Due to the fact that Gestation may be anything from 59-72 days Dystocia can be very difficult to detect early because of this variable gestation length paired with the sows lack of nest building and the very abrupt onset of labour.

Identify impending parturition by determining the degree of separation of the pubic bones symphysis, or measuring the distance between the two pubic bones. The symphysis opens approximately 5-7 days before delivery. The Symphysis opens approximately 1.5cm at 48 hours pre-parturition then increase further to 2-3cm at parturition. The parturition returns to normal 24 hours post-partum.

Once parturition has begun Guinea Pig pups are delivered very rapidly with normal parturition lasting at total of 30-45 minutes. Once strong Abdominal press has begun, a pup should appear within 5 minutes or less. The interval between delivered pups (rest period) should be 3-10 minutes. All pups should be delivered within 10-30 minutes. Since Neonates are relatively well developed, they have a high demand for oxygen and they will quickly deteriorate if they are still within the uterus as placental separation occurs.
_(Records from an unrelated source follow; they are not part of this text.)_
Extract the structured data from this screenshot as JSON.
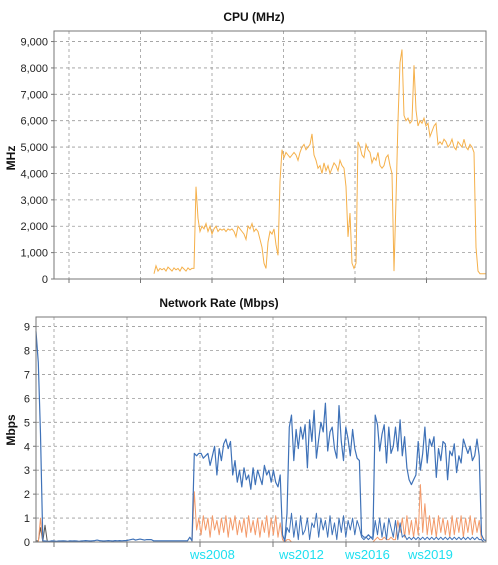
{
  "colors": {
    "cpu_line": "#f5b04a",
    "baseline": "#3a3ac0",
    "net_blue": "#3f72b8",
    "net_orange": "#f39a6a",
    "net_gray": "#555555",
    "grid": "#9a9a9a",
    "annotation": "#1fe0f0"
  },
  "chart_data": [
    {
      "type": "line",
      "title": "CPU (MHz)",
      "ylabel": "MHz",
      "xlabel": "",
      "ylim": [
        0,
        9400
      ],
      "yticks": [
        0,
        1000,
        2000,
        3000,
        4000,
        5000,
        6000,
        7000,
        8000,
        9000
      ],
      "ytick_labels": [
        "0",
        "1,000",
        "2,000",
        "3,000",
        "4,000",
        "5,000",
        "6,000",
        "7,000",
        "8,000",
        "9,000"
      ],
      "grid": true,
      "series": [
        {
          "values": [
            0,
            0,
            0,
            0,
            0,
            0,
            0,
            0,
            0,
            0,
            0,
            0,
            0,
            0,
            0,
            0,
            0,
            0,
            0,
            0,
            0,
            0,
            0,
            0,
            0,
            0,
            0,
            0,
            0,
            0,
            0,
            0,
            0,
            0,
            0,
            0,
            0,
            0,
            0,
            0,
            0,
            0,
            0,
            0,
            0,
            0,
            0,
            0,
            0,
            0,
            200,
            500,
            300,
            400,
            350,
            400,
            300,
            450,
            380,
            300,
            420,
            350,
            400,
            300,
            450,
            380,
            300,
            420,
            350,
            400,
            400,
            3500,
            2300,
            1800,
            2000,
            1900,
            2100,
            1800,
            2000,
            1700,
            1900,
            2000,
            1800,
            1900,
            1850,
            1900,
            1800,
            1900,
            1850,
            1900,
            1800,
            1600,
            2000,
            1900,
            1800,
            1700,
            1500,
            2000,
            1900,
            2100,
            1800,
            1900,
            1800,
            1500,
            1200,
            600,
            400,
            1400,
            1800,
            1700,
            1900,
            1300,
            900,
            3700,
            4900,
            4600,
            4800,
            4700,
            4600,
            4700,
            4800,
            4700,
            4500,
            4800,
            5000,
            5100,
            4900,
            5000,
            5100,
            5500,
            4700,
            4500,
            4200,
            4300,
            4000,
            4400,
            4100,
            4300,
            4000,
            4200,
            4400,
            4300,
            4100,
            4500,
            4300,
            4200,
            3500,
            1600,
            2500,
            600,
            400,
            600,
            5200,
            5000,
            4700,
            4600,
            5100,
            4900,
            4800,
            4400,
            4600,
            4500,
            4800,
            4300,
            4200,
            4300,
            4600,
            4700,
            4300,
            4000,
            300,
            3000,
            6000,
            8200,
            8700,
            6200,
            6000,
            6100,
            5900,
            6000,
            8100,
            6400,
            5800,
            6000,
            5900,
            6100,
            5800,
            5900,
            5400,
            5600,
            5800,
            5900,
            5100,
            5200,
            5100,
            5300,
            5200,
            5000,
            5100,
            5300,
            5000,
            4900,
            5200,
            5100,
            5000,
            5300,
            5000,
            4900,
            5100,
            5000,
            4800,
            1200,
            300,
            200,
            200,
            200,
            200
          ]
        }
      ]
    },
    {
      "type": "line",
      "title": "Network Rate (Mbps)",
      "ylabel": "Mbps",
      "xlabel": "",
      "ylim": [
        0,
        9.4
      ],
      "yticks": [
        0,
        1,
        2,
        3,
        4,
        5,
        6,
        7,
        8,
        9
      ],
      "ytick_labels": [
        "0",
        "1",
        "2",
        "3",
        "4",
        "5",
        "6",
        "7",
        "8",
        "9"
      ],
      "grid": true,
      "annotations": [
        "ws2008",
        "ws2012",
        "ws2016",
        "ws2019"
      ],
      "series": [
        {
          "color_key": "net_blue",
          "values": [
            8.8,
            7.5,
            4.5,
            0.05,
            0.04,
            0.03,
            0.03,
            0.05,
            0.04,
            0.03,
            0.04,
            0.04,
            0.05,
            0.04,
            0.03,
            0.05,
            0.04,
            0.05,
            0.04,
            0.03,
            0.04,
            0.05,
            0.06,
            0.05,
            0.04,
            0.05,
            0.06,
            0.08,
            0.06,
            0.05,
            0.04,
            0.05,
            0.06,
            0.05,
            0.04,
            0.06,
            0.05,
            0.06,
            0.05,
            0.06,
            0.06,
            0.08,
            0.1,
            0.12,
            0.08,
            0.1,
            0.12,
            0.1,
            0.08,
            0.1,
            0.1,
            0.1,
            0.05,
            0.05,
            0.05,
            0.05,
            0.05,
            0.05,
            0.05,
            0.05,
            0.05,
            0.05,
            0.05,
            0.05,
            0.05,
            0.05,
            0.05,
            0.05,
            0.2,
            0.05,
            3.7,
            3.6,
            3.7,
            3.7,
            3.5,
            3.6,
            3.7,
            3.2,
            3.6,
            4.0,
            2.8,
            3.9,
            3.4,
            4.1,
            4.3,
            3.9,
            4.2,
            2.8,
            3.4,
            2.5,
            3.0,
            2.3,
            3.1,
            2.6,
            2.8,
            2.2,
            3.1,
            2.4,
            3.0,
            2.7,
            2.4,
            3.2,
            2.8,
            3.0,
            2.5,
            3.0,
            2.5,
            2.3,
            2.8,
            0.3,
            0.05,
            1.2,
            4.8,
            5.3,
            3.4,
            4.7,
            3.9,
            4.8,
            4.3,
            4.9,
            3.1,
            5.1,
            4.2,
            5.5,
            3.5,
            4.3,
            5.0,
            4.6,
            5.8,
            3.8,
            4.6,
            4.8,
            3.9,
            3.5,
            5.7,
            4.2,
            3.4,
            4.8,
            4.3,
            3.6,
            4.7,
            3.9,
            3.5,
            3.4,
            0.3,
            0.2,
            0.2,
            0.3,
            0.2,
            0.2,
            5.3,
            4.9,
            3.8,
            4.5,
            4.9,
            3.3,
            4.8,
            3.7,
            4.0,
            4.8,
            3.8,
            5.1,
            3.6,
            4.4,
            3.1,
            2.6,
            2.4,
            2.6,
            2.8,
            4.2,
            3.0,
            3.7,
            4.8,
            3.3,
            4.3,
            4.0,
            4.4,
            2.7,
            3.9,
            3.4,
            4.2,
            4.1,
            2.6,
            3.8,
            3.6,
            4.1,
            2.9,
            3.6,
            3.3,
            4.3,
            4.0,
            3.7,
            4.0,
            3.4,
            3.6,
            4.3,
            3.6,
            0.3,
            0.1,
            0.05
          ]
        },
        {
          "color_key": "net_orange",
          "values": [
            0,
            0,
            1.0,
            0,
            0,
            0,
            0,
            0,
            0,
            0,
            0,
            0,
            0,
            0,
            0,
            0,
            0,
            0,
            0,
            0,
            0,
            0,
            0,
            0,
            0,
            0,
            0,
            0,
            0,
            0,
            0,
            0,
            0,
            0,
            0,
            0,
            0,
            0,
            0,
            0,
            0,
            0,
            0,
            0,
            0,
            0,
            0,
            0,
            0,
            0,
            0,
            0,
            0,
            0,
            0,
            0,
            0,
            0,
            0,
            0,
            0,
            0,
            0,
            0,
            0,
            0,
            0,
            0,
            0,
            0,
            2.1,
            0.5,
            1.0,
            0.3,
            1.1,
            0.5,
            1.0,
            0.2,
            1.1,
            0.5,
            0.9,
            0.3,
            1.0,
            0.4,
            1.1,
            0.2,
            1.0,
            0.5,
            1.1,
            0.3,
            0.9,
            0.4,
            1.0,
            0.2,
            1.1,
            0.4,
            0.9,
            0.3,
            1.0,
            0.2,
            0.9,
            0.4,
            1.1,
            0.2,
            1.0,
            0.3,
            1.1,
            0.2,
            0.8,
            0.1,
            0,
            0.1,
            0.1,
            0,
            0,
            0,
            0,
            0,
            0,
            0,
            0,
            0,
            0,
            0,
            0,
            0,
            0,
            0,
            0,
            0,
            0,
            0,
            0,
            0,
            0,
            0,
            0,
            0,
            0,
            0,
            0,
            0,
            0,
            0,
            0,
            0,
            0,
            0,
            0,
            0,
            0.1,
            0.2,
            0.1,
            0.1,
            0.2,
            0.1,
            0.1,
            0.2,
            0.1,
            0.1,
            0.9,
            0.4,
            1.0,
            0.2,
            1.1,
            0.3,
            0.9,
            0.2,
            1.0,
            0.3,
            2.4,
            0.4,
            1.6,
            0.3,
            1.1,
            0.3,
            1.0,
            0.2,
            1.1,
            0.4,
            1.0,
            0.3,
            0.9,
            0.2,
            1.1,
            0.3,
            1.0,
            0.4,
            1.1,
            0.2,
            1.0,
            0.4,
            1.1,
            0.3,
            1.0,
            0.4,
            0.9,
            0.1,
            0,
            0
          ]
        },
        {
          "color_key": "net_blue",
          "values": [
            0,
            0,
            0,
            0,
            0,
            0,
            0,
            0,
            0,
            0,
            0,
            0,
            0,
            0,
            0,
            0,
            0,
            0,
            0,
            0,
            0,
            0,
            0,
            0,
            0,
            0,
            0,
            0,
            0,
            0,
            0,
            0,
            0,
            0,
            0,
            0,
            0,
            0,
            0,
            0,
            0,
            0,
            0,
            0,
            0,
            0,
            0,
            0,
            0,
            0,
            0,
            0,
            0,
            0,
            0,
            0,
            0,
            0,
            0,
            0,
            0,
            0,
            0,
            0,
            0,
            0,
            0,
            0,
            0,
            0,
            0,
            0,
            0,
            0,
            0,
            0,
            0,
            0,
            0,
            0,
            0,
            0,
            0,
            0,
            0,
            0,
            0,
            0,
            0,
            0,
            0,
            0,
            0,
            0,
            0,
            0,
            0,
            0,
            0,
            0,
            0,
            0,
            0,
            0,
            0,
            0,
            0,
            0,
            0,
            0,
            0,
            0.6,
            0.4,
            1.2,
            0.2,
            0.9,
            0.1,
            1.1,
            0.3,
            0.5,
            1.0,
            0.1,
            0.8,
            0.6,
            1.2,
            0.2,
            1.0,
            0.5,
            0.9,
            0.2,
            1.1,
            0.3,
            0.8,
            0.1,
            1.0,
            0.4,
            1.1,
            0.2,
            0.9,
            0.5,
            1.0,
            0.3,
            0.9,
            0.6,
            0.2,
            0.1,
            0.2,
            0.1,
            0.2,
            0.1,
            0.9,
            0.3,
            1.0,
            0.2,
            0.8,
            0.1,
            1.0,
            0.6,
            0.2,
            0.9,
            0.1,
            0.8,
            0.2,
            0.3,
            0.1,
            0.2,
            0.1,
            0.2,
            0.1,
            0.2,
            0.1,
            0.2,
            0.1,
            0.2,
            0.1,
            0.2,
            0.1,
            0.2,
            0.1,
            0.2,
            0.1,
            0.2,
            0.1,
            0.2,
            0.1,
            0.2,
            0.1,
            0.2,
            0.1,
            0.2,
            0.1,
            0.2,
            0.1,
            0.2,
            0.1,
            0.2,
            0.1,
            0.1,
            0,
            0
          ]
        },
        {
          "color_key": "net_gray",
          "values": [
            0.05,
            0.04,
            0.6,
            0.02,
            0.7,
            0.02,
            0,
            0,
            0,
            0
          ]
        }
      ]
    }
  ]
}
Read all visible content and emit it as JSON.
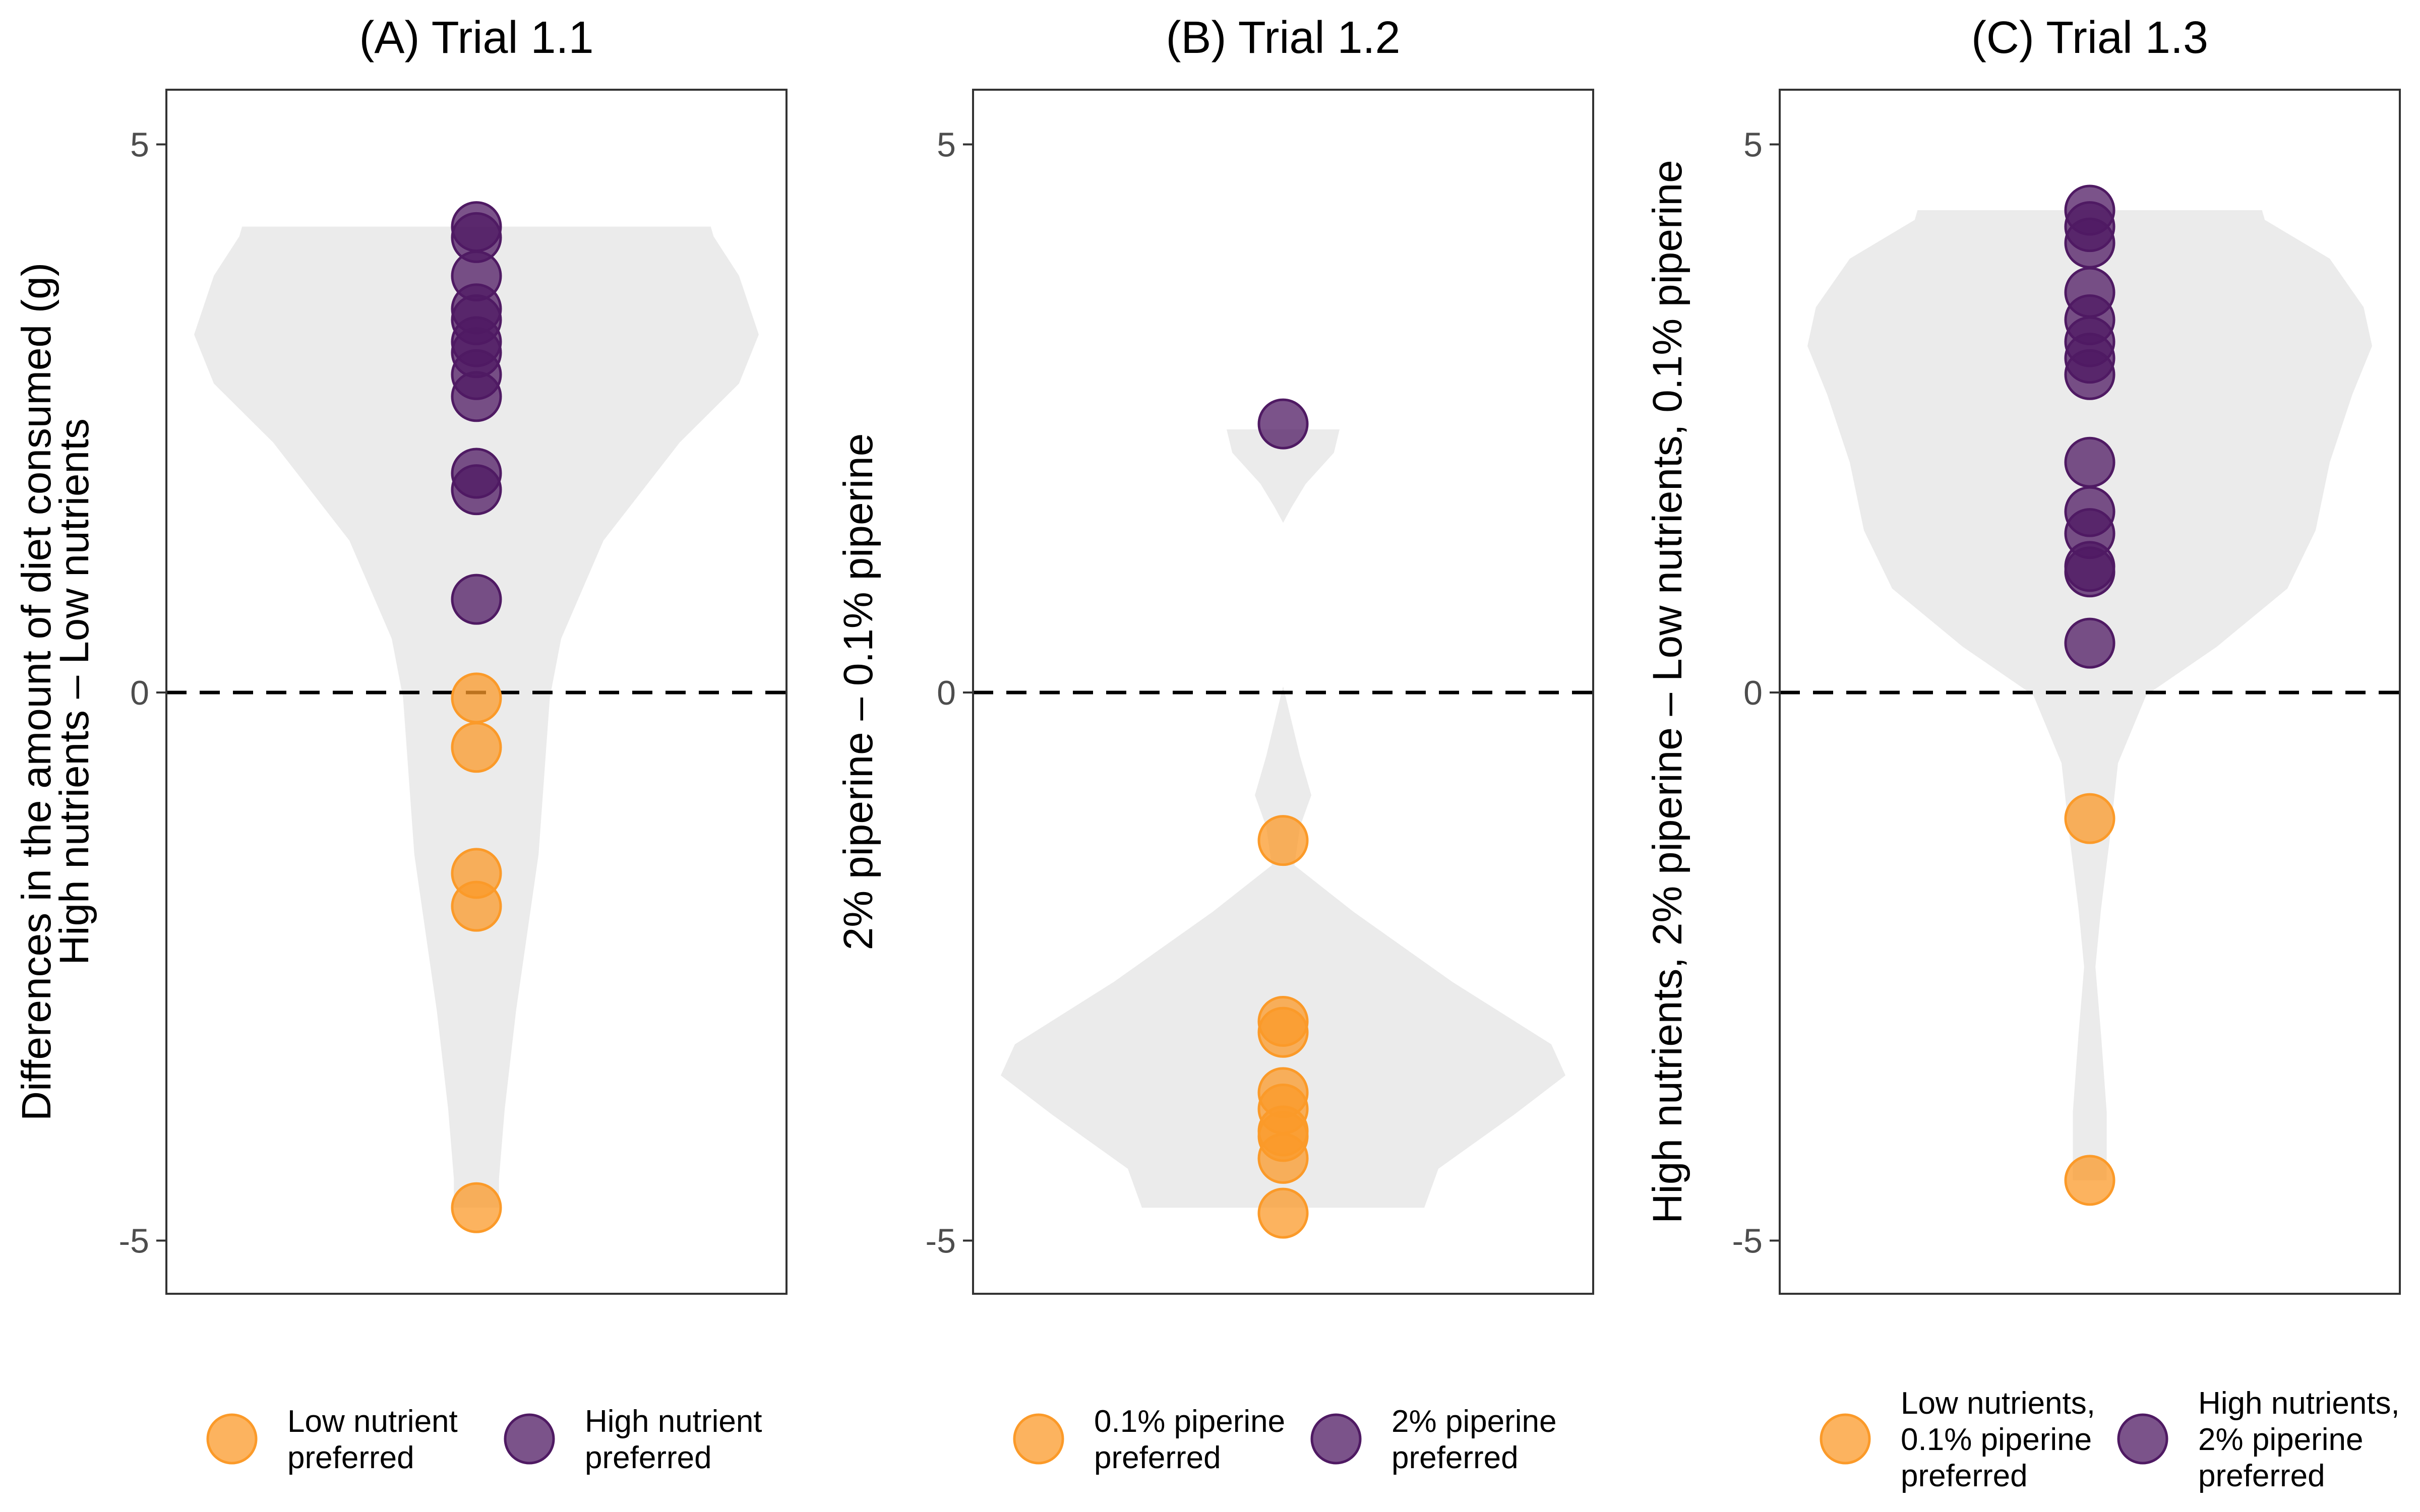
{
  "chart_data": [
    {
      "type": "scatter",
      "title": "(A) Trial 1.1",
      "ylabel": [
        "Differences in the amount of diet consumed (g)",
        "High nutrients – Low nutrients"
      ],
      "ylim": [
        -5.5,
        5.5
      ],
      "yticks": [
        5,
        0,
        -5
      ],
      "ytick_labels": [
        "5",
        "0",
        "-5"
      ],
      "reference_line": 0,
      "grid": false,
      "violin": {
        "min": -4.7,
        "max": 4.25
      },
      "points": [
        {
          "y": 4.25,
          "group": "high"
        },
        {
          "y": 4.15,
          "group": "high"
        },
        {
          "y": 3.8,
          "group": "high"
        },
        {
          "y": 3.5,
          "group": "high"
        },
        {
          "y": 3.4,
          "group": "high"
        },
        {
          "y": 3.2,
          "group": "high"
        },
        {
          "y": 3.1,
          "group": "high"
        },
        {
          "y": 2.9,
          "group": "high"
        },
        {
          "y": 2.7,
          "group": "high"
        },
        {
          "y": 2.0,
          "group": "high"
        },
        {
          "y": 1.85,
          "group": "high"
        },
        {
          "y": 0.85,
          "group": "high"
        },
        {
          "y": -0.05,
          "group": "low"
        },
        {
          "y": -0.5,
          "group": "low"
        },
        {
          "y": -1.65,
          "group": "low"
        },
        {
          "y": -1.95,
          "group": "low"
        },
        {
          "y": -4.7,
          "group": "low"
        }
      ],
      "legend": [
        {
          "key": "low",
          "lines": [
            "Low nutrient",
            "preferred"
          ]
        },
        {
          "key": "high",
          "lines": [
            "High nutrient",
            "preferred"
          ]
        }
      ]
    },
    {
      "type": "scatter",
      "title": "(B) Trial 1.2",
      "ylabel": [
        "2% piperine – 0.1% piperine"
      ],
      "ylim": [
        -5.5,
        5.5
      ],
      "yticks": [
        5,
        0,
        -5
      ],
      "ytick_labels": [
        "5",
        "0",
        "-5"
      ],
      "reference_line": 0,
      "grid": false,
      "violin": {
        "min": -4.7,
        "max": 2.4
      },
      "points": [
        {
          "y": 2.45,
          "group": "high"
        },
        {
          "y": -1.35,
          "group": "low"
        },
        {
          "y": -3.0,
          "group": "low"
        },
        {
          "y": -3.1,
          "group": "low"
        },
        {
          "y": -3.65,
          "group": "low"
        },
        {
          "y": -3.8,
          "group": "low"
        },
        {
          "y": -4.0,
          "group": "low"
        },
        {
          "y": -4.05,
          "group": "low"
        },
        {
          "y": -4.25,
          "group": "low"
        },
        {
          "y": -4.75,
          "group": "low"
        }
      ],
      "legend": [
        {
          "key": "low",
          "lines": [
            "0.1% piperine",
            "preferred"
          ]
        },
        {
          "key": "high",
          "lines": [
            "2% piperine",
            "preferred"
          ]
        }
      ]
    },
    {
      "type": "scatter",
      "title": "(C) Trial 1.3",
      "ylabel": [
        "High nutrients, 2% piperine – Low nutrients, 0.1% piperine"
      ],
      "ylim": [
        -5.5,
        5.5
      ],
      "yticks": [
        5,
        0,
        -5
      ],
      "ytick_labels": [
        "5",
        "0",
        "-5"
      ],
      "reference_line": 0,
      "grid": false,
      "violin": {
        "min": -4.45,
        "max": 4.4
      },
      "points": [
        {
          "y": 4.4,
          "group": "high"
        },
        {
          "y": 4.25,
          "group": "high"
        },
        {
          "y": 4.1,
          "group": "high"
        },
        {
          "y": 3.65,
          "group": "high"
        },
        {
          "y": 3.4,
          "group": "high"
        },
        {
          "y": 3.2,
          "group": "high"
        },
        {
          "y": 3.05,
          "group": "high"
        },
        {
          "y": 2.9,
          "group": "high"
        },
        {
          "y": 2.1,
          "group": "high"
        },
        {
          "y": 1.65,
          "group": "high"
        },
        {
          "y": 1.45,
          "group": "high"
        },
        {
          "y": 1.15,
          "group": "high"
        },
        {
          "y": 1.1,
          "group": "high"
        },
        {
          "y": 0.45,
          "group": "high"
        },
        {
          "y": -1.15,
          "group": "low"
        },
        {
          "y": -4.45,
          "group": "low"
        }
      ],
      "legend": [
        {
          "key": "low",
          "lines": [
            "Low nutrients,",
            "0.1% piperine",
            "preferred"
          ]
        },
        {
          "key": "high",
          "lines": [
            "High nutrients,",
            "2% piperine",
            "preferred"
          ]
        }
      ]
    }
  ],
  "colors": {
    "low": "#fb9a29",
    "high": "#4f1a63",
    "violin": "#ebebeb",
    "axis": "#333333",
    "tick_label": "#4d4d4d",
    "text": "#000000"
  }
}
A sow that has been continuously straining unsuccessfully for greater then 10-20 minutes or intermittently for greater then 2 hours is typically experiencing dystocia. The affected sow may also be found to be :-

  • weak and depressed from exertion
  • Their may also be Bloody or Green-Brown Vulvar Discharge.

Often at this stage there are mild or no contractions although though the foetus is visible or palpable within the birth canal. Sows with eclampsia or hypocalcaemia will have muscle spasms and possibly convulsions.

At this point Veterinarian Assistance is Needed Urgently

Treatment

Treatment will depend on the underlying cause. So in a timely manner this will need to be determined and the relevant action taken.

Malposition or Large Pups

In the case of malposition or Large Pups using careful direction and gentle traction however there is a risk to the sow and pup. Potential complications include :-

  • Vaginal/Uterus Tears
  • Vaginal Prolapse

If manual extraction is successful remove of the foetal membranes promptly.

Caesarean Section (C-Section)

Generally Caesarean Section will be completed although Guinea Pigs in Dystocia do not handle the stress of Anaesthesia and surgery well. This will normally only be considered when :-

  • The pup’s can not be extracted due to size or position
  • Separation of the Pelvic Symphysis is less then 2-2.5cm
  • There is no response to Oxytocin and/or Celcium.

Prognosis

The prognosis for Guinea Pigs is Guarded to Poor that require surgery.